WORLD: More and more emerging countries are considering joining the BRICS group, which is seen as the major emerging countries’ counterweight to the US-led West and the G7. Especially in times like these, this is also a clear signal to Washington.
The BRICS group of states, consisting of Brazil, Russia, India, China and South Africa, are working ever more closely together on an economic and political level. Together they represent 3,26 billion people and a gross domestic product of US$27,54 trillion. According to estimates, the economic output of these five countries will account for 50 percent of total global value added by 2030.
In view of the fact that “rules-based” Western countries are experiencing serious economic problems, this prognosis does not even seem that far-fetched.
In contrast to the G7 group, the representatives of the US-led collective West, the BRICS group sees itself as an open organization that does not interfere in the internal affairs of other countries. It is therefore not surprising that membership in this group of states also arouses the interest of diverse nations.
In particular, those states that have their own problems and conflicts with the United States seem to be most interested. Argentina and Iran, for example, announced their intention to become part of the group of states.
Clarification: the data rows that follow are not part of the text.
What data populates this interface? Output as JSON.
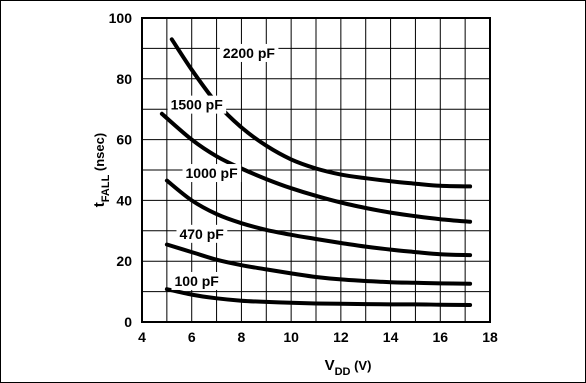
{
  "chart_data": {
    "type": "line",
    "xlabel": {
      "main": "V",
      "sub": "DD",
      "unit": " (V)"
    },
    "ylabel": {
      "main": "t",
      "sub": "FALL",
      "unit": " (nsec)"
    },
    "xlim": [
      4,
      18
    ],
    "ylim": [
      0,
      100
    ],
    "x_ticks": [
      4,
      6,
      8,
      10,
      12,
      14,
      16,
      18
    ],
    "y_ticks": [
      0,
      20,
      40,
      60,
      80,
      100
    ],
    "grid": true,
    "legend": "none",
    "series": [
      {
        "name": "2200 pF",
        "x": [
          5.2,
          6,
          7,
          8,
          9,
          10,
          11,
          12,
          13,
          14,
          15,
          16,
          17.2
        ],
        "y": [
          93,
          83,
          72,
          64,
          58,
          53.5,
          50.5,
          48.5,
          47.3,
          46.3,
          45.5,
          44.8,
          44.6
        ]
      },
      {
        "name": "1500 pF",
        "x": [
          4.8,
          6,
          7,
          8,
          9,
          10,
          11,
          12,
          13,
          14,
          15,
          16,
          17.2
        ],
        "y": [
          68.5,
          60,
          54.5,
          50.5,
          47,
          44,
          41.5,
          39.3,
          37.5,
          36,
          34.8,
          33.8,
          33
        ]
      },
      {
        "name": "1000 pF",
        "x": [
          5.0,
          6,
          7,
          8,
          9,
          10,
          11,
          12,
          13,
          14,
          15,
          16,
          17.2
        ],
        "y": [
          46.5,
          40,
          35.5,
          32.5,
          30.3,
          28.7,
          27.3,
          26,
          24.8,
          23.8,
          23,
          22.3,
          22
        ]
      },
      {
        "name": "470 pF",
        "x": [
          5.0,
          6,
          7,
          8,
          9,
          10,
          11,
          12,
          13,
          14,
          15,
          16,
          17.2
        ],
        "y": [
          25.5,
          23,
          20.5,
          18.7,
          17.3,
          16,
          14.8,
          14,
          13.5,
          13.1,
          12.9,
          12.7,
          12.6
        ]
      },
      {
        "name": "100 pF",
        "x": [
          5.0,
          6,
          7,
          8,
          9,
          10,
          11,
          12,
          13,
          14,
          15,
          16,
          17.2
        ],
        "y": [
          10.8,
          9,
          7.8,
          7,
          6.6,
          6.3,
          6.1,
          6,
          5.9,
          5.8,
          5.8,
          5.7,
          5.6
        ]
      }
    ],
    "curve_labels": [
      {
        "text": "2200 pF",
        "x": 8.3,
        "y": 88.5
      },
      {
        "text": "1500 pF",
        "x": 6.2,
        "y": 71.5
      },
      {
        "text": "1000 pF",
        "x": 6.8,
        "y": 49
      },
      {
        "text": "470 pF",
        "x": 6.4,
        "y": 29
      },
      {
        "text": "100 pF",
        "x": 6.2,
        "y": 13.5
      }
    ]
  }
}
And Indonesia and the United Arab Emirates have recently expressed interest in becoming members.
The list does not end there as Saudi Arabia, Egypt and Turkey also plan to join BRICS , the President of the International BRICS Forum Purnima Anand confirmed to Russian outlet Izvestia, adding that a discussion and a possible decision on some countries will be held at the next summit of the association, which will take place in 2023, the Russian news agency TASS reported.
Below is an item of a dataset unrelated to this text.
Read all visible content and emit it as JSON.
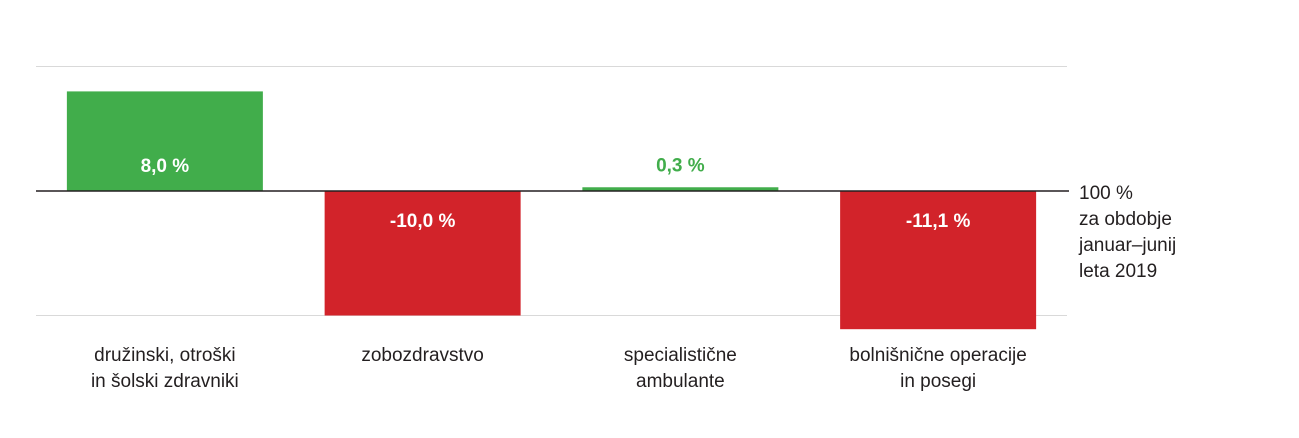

These countries could participate in increased resource sharing and open up air, trade and financial routes “to the new global realities”.
Notably, BRICS countries are working on establishing a new common reserve currency, similar to the IMF’s Special Drawing Rights. This would enable economic cooperation without having to resort to the US dollar or the euro – and without being threatened with having their funds confiscated by Western financial institutions.
A major Western bank, ING, has meanwhile brought up the discussion of a basket of BRICS currencies, noting that “the increasing weaponization of the dollar” could see a move into gold.
Former Russian President and Prime Minister and current Deputy Chairman of the Russian Security Council Dmitry Medvedev commented on the expansion. “The best protection against the rotting euro will be the transition to new means of payment in trade with our reliable partners, including through the use of national currencies – the Russian ruble, Chinese yuan, Indian rupee, etc,” he wrote on Telegram. “The dollar, the euro and the pound sterling are clearly not enough for the modern world.”
BRICS nations have since opted for a payment system that would be an alternative to the US-dominated SWIFT system. The main benefits highlighted were redundancy in case there were disruptions to the SWIFT system.
China has initiated the development of their own payment system called CIPS: the Cross-Border Inter-Bank Payments System (CIPS), which provides a network that enables financial institutions worldwide to send and receive information about financial transactions in a secure, and standardized system. India also has its alternative Structured Financial Messaging System (SFMS), as does Russia with its System for Transfer of Financial Messages (SPFS).
As more countries join BRICS and indirectly related organizations like the Shanghai Cooperation Organization (SOC), the Belt and Road Initiative (BRI) and so on, it becomes more difficult for the United States to exert influence economically and to put financial pressure on nations to bend to its will.
The financial war declared on countries outside the realm of the dollar, showed many countries how vulnerable they actually are as a result of a close connection to the western financial systems. Over-reliance on China may also pose dangers for many, but what other options remain?